In this context, it was nice to see this work from Prof. Taschy Weissman's group at Stanford. Summarily, the experiment uses human agents to describe an image, and this description in words is considered a compressed version of the image to the extent that another human can reconstruct a humanly appealing version of the original image from those descriptions. To aid the process, images publicly available from google are used as references with their links being part of the text. The entire process is like detailed captioning of the image. The brain essentially does segmentation, object identification, context identification, fits everything into a description shedding away details it finds not important, all rolled into one. We today have good artificial systems that do the same like this caption bot. While these deep learning based systems emulate the brain well to some extent, they do not easily reveal what is happening. So the key question is how can we use fundamental theories and tools to model the process of cue retrieval, compression and memory in the brain. One thing that immediately comes to my mind is Information Theory.

The first time I heard of Information theory, I was excited to see how do we quantify information or 'meaning' conveyed by a sentence or an image. To my utter dismay, Information Theory was firmly based on the principle of ignoring semantics. Shannon specifically mentions it very early on in his seminal paper. It took me some time to realize how fundamentally amazing and important this insight of Shannon was. 'Meaning' is a very human thing. Communication systems had no business with 'meaning' of the data. Only the symbols and their pattern mattered. Ignoring semantics enabled a systematic and useful definition of information. Intutively, the definition of information valued rarity. Rare information is more useful information. This served the communication and other systems well, where loosely speaking compressing data and optimising it to occupy as less resources as possible was an important consideration. But brain's objectives are different. More than size, it probably values fast encoding and decoding more. Besides it has a large prior experience and information that it can use. So can we quantify 'meaning' in an information like it matters to the brain? Seems like it has been explored with many attempts to use classical information theory in psychology and related fields, until the skepticism set in (example). Shannon himself was critical of use of Information Theory at places and ways in which it was not intended for. But now the times have changed. We have more data, more resources, more ideas. It would be exciting to have a re-look, through the prism of Information Theory or otherwise.
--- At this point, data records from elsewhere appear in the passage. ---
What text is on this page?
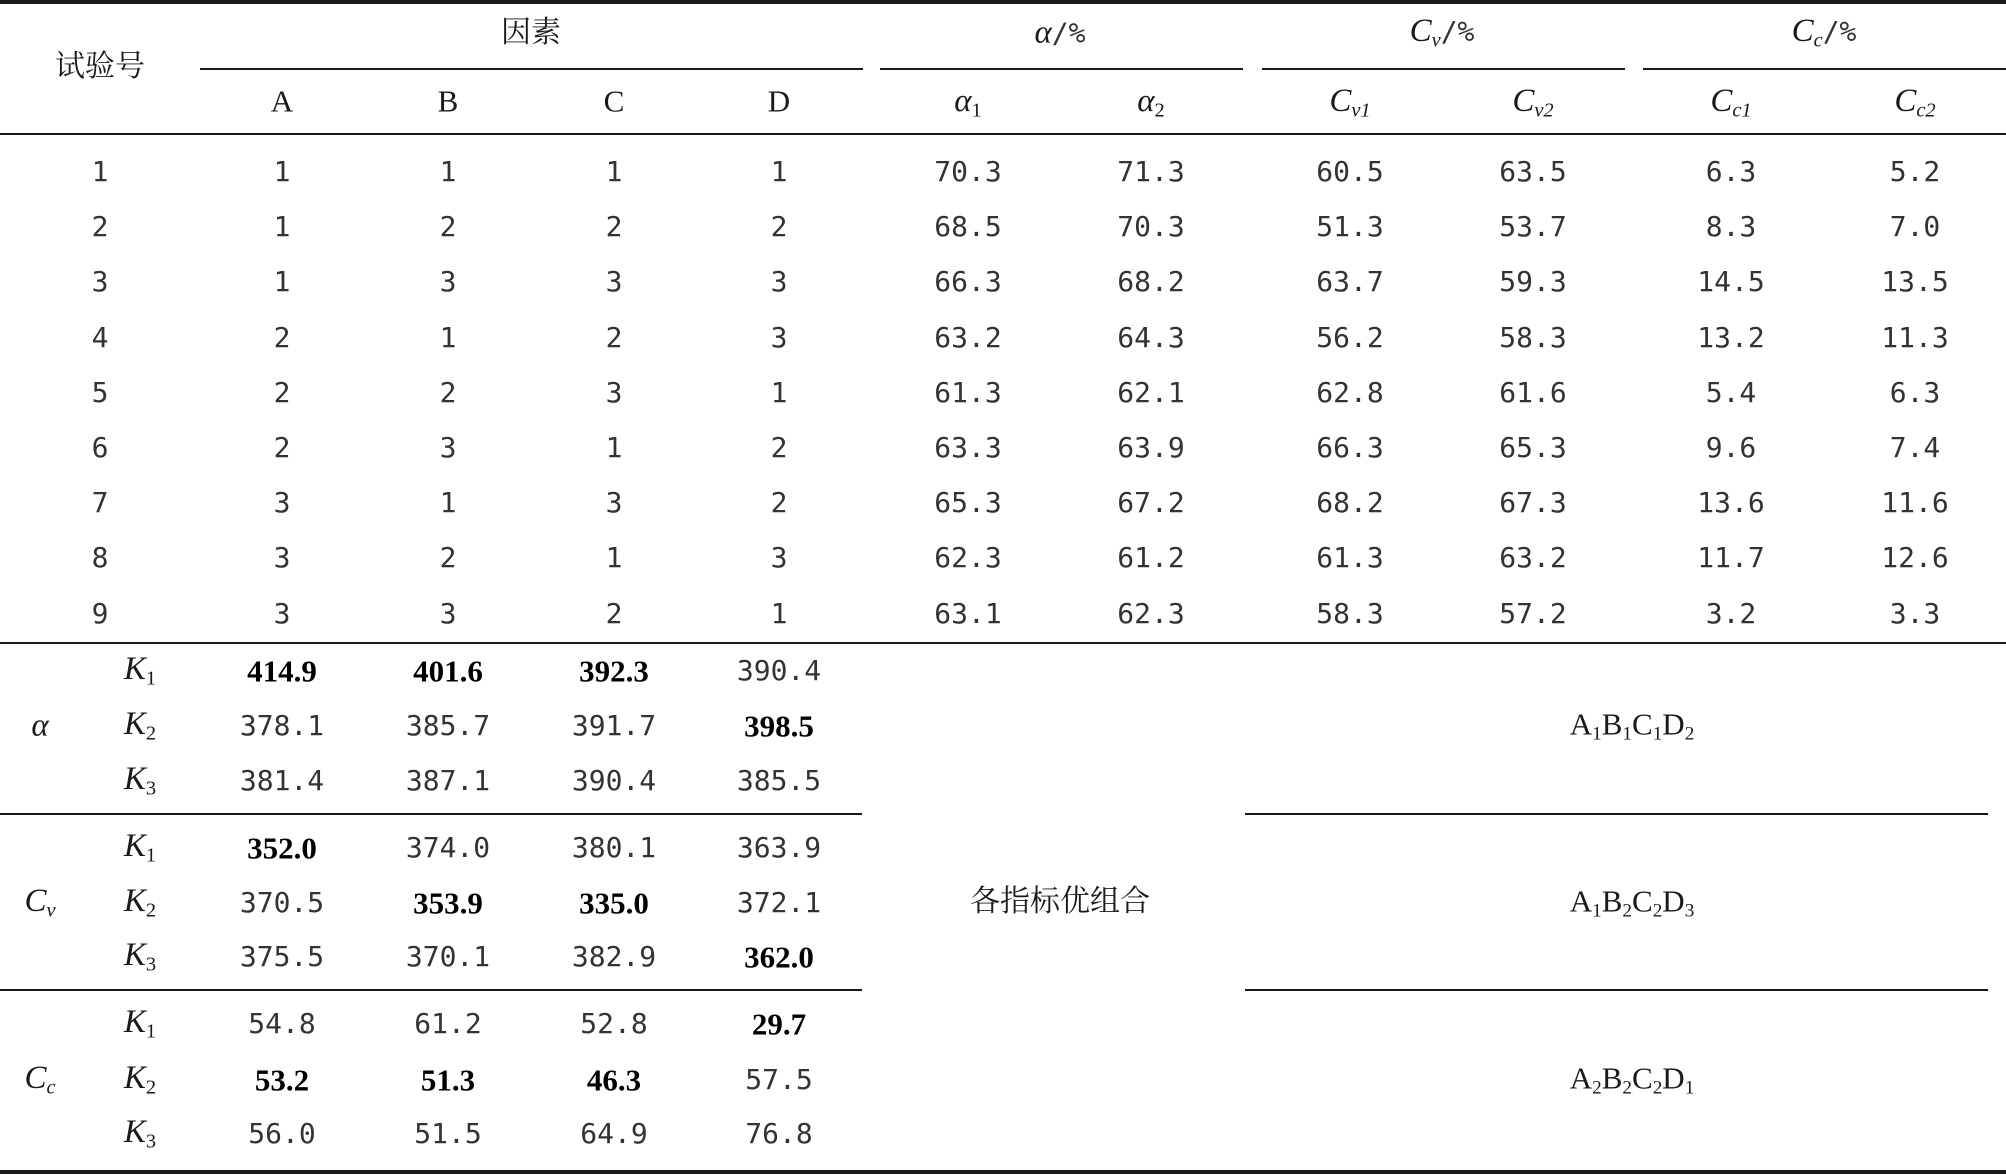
试验号
因素	α/%	$C_v/\%$	$C_c/\%$
A	B	C	D	$\alpha_1$	$\alpha_2$	$C_{v1}$	$C_{v2}$	$C_{c1}$	$C_{c2}$
1	1	1	1	1	70.3	71.3	60.5	63.5	6.3	5.2
2	1	2	2	2	68.5	70.3	51.3	53.7	8.3	7.0
3	1	3	3	3	66.3	68.2	63.7	59.3	14.5	13.5
4	2	1	2	3	63.2	64.3	56.2	58.3	13.2	11.3
5	2	2	3	1	61.3	62.1	62.8	61.6	5.4	6.3
6	2	3	1	2	63.3	63.9	66.3	65.3	9.6	7.4
7	3	1	3	2	65.3	67.2	68.2	67.3	13.6	11.6
8	3	2	1	3	62.3	61.2	61.3	63.2	11.7	12.6
9	3	3	2	1	63.1	62.3	58.3	57.2	3.2	3.3
α
$K_1$	414.9	401.6	392.3	390.4
$K_2$	378.1	385.7	391.7	398.5
$K_3$	381.4	387.1	390.4	385.5
$A_1B_1C_1D_2$
$C_v$
$K_1$	352.0	374.0	380.1	363.9
$K_2$	370.5	353.9	335.0	372.1
$K_3$	375.5	370.1	382.9	362.0
$A_1B_2C_2D_3$
$C_c$
$K_1$	54.8	61.2	52.8	29.7
$K_2$	53.2	51.3	46.3	57.5
$K_3$	56.0	51.5	64.9	76.8
$A_2B_2C_2D_1$
各指标优组合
The above experiment draws a good analogy with the brain. My brain overtime has seen so many objects and scenes that when I come across a new one, it tries to relate it to something I have seen before. The huge database that sits in my brain is akin to Google's collection of images. The experiment calls for use of this large pool of data, very human-like. Each object I know can be thought of as a symbol. When I see a new object, I encode it in terms of these symbols, and the object becomes a new symbol in my memory. So, I probably create a dense network of objects in my mind, and and expanding set of symbols. In effect, I am only storing what the relation of new object to the old ones and any significant differences there might be. To take a walk along this netowrk, it is an interesting intellectual exercise to track your thoughts. Look at a random word and observe what are the things that first come to your mind and how one idea links to another and another. For instance, on seeing the word 'bond', I immediately think of '007', gun, tuxedo etc, a little more thought and I think of 'love', as in bond between two people (it helps that bond movies had romance). And then as I think of bond 'between' people, I think of chemical bonds and so on. It may proceed very differently for you. The previous thoughts acts like a retrieval cue to open a new one. Can we model this? Can we quantify 'meaning' in such information? It would require some creativity to think how. For example, in language of the brain, an image of a giraffe has less information than an image with a giraffe, zebra and a lion even though they may classically have same amount of information or compressed file size. While we can build artificial systems that view it this way, can we go further and build solid theoretical frameworks, like it was done for communications about half a century ago. Let's see.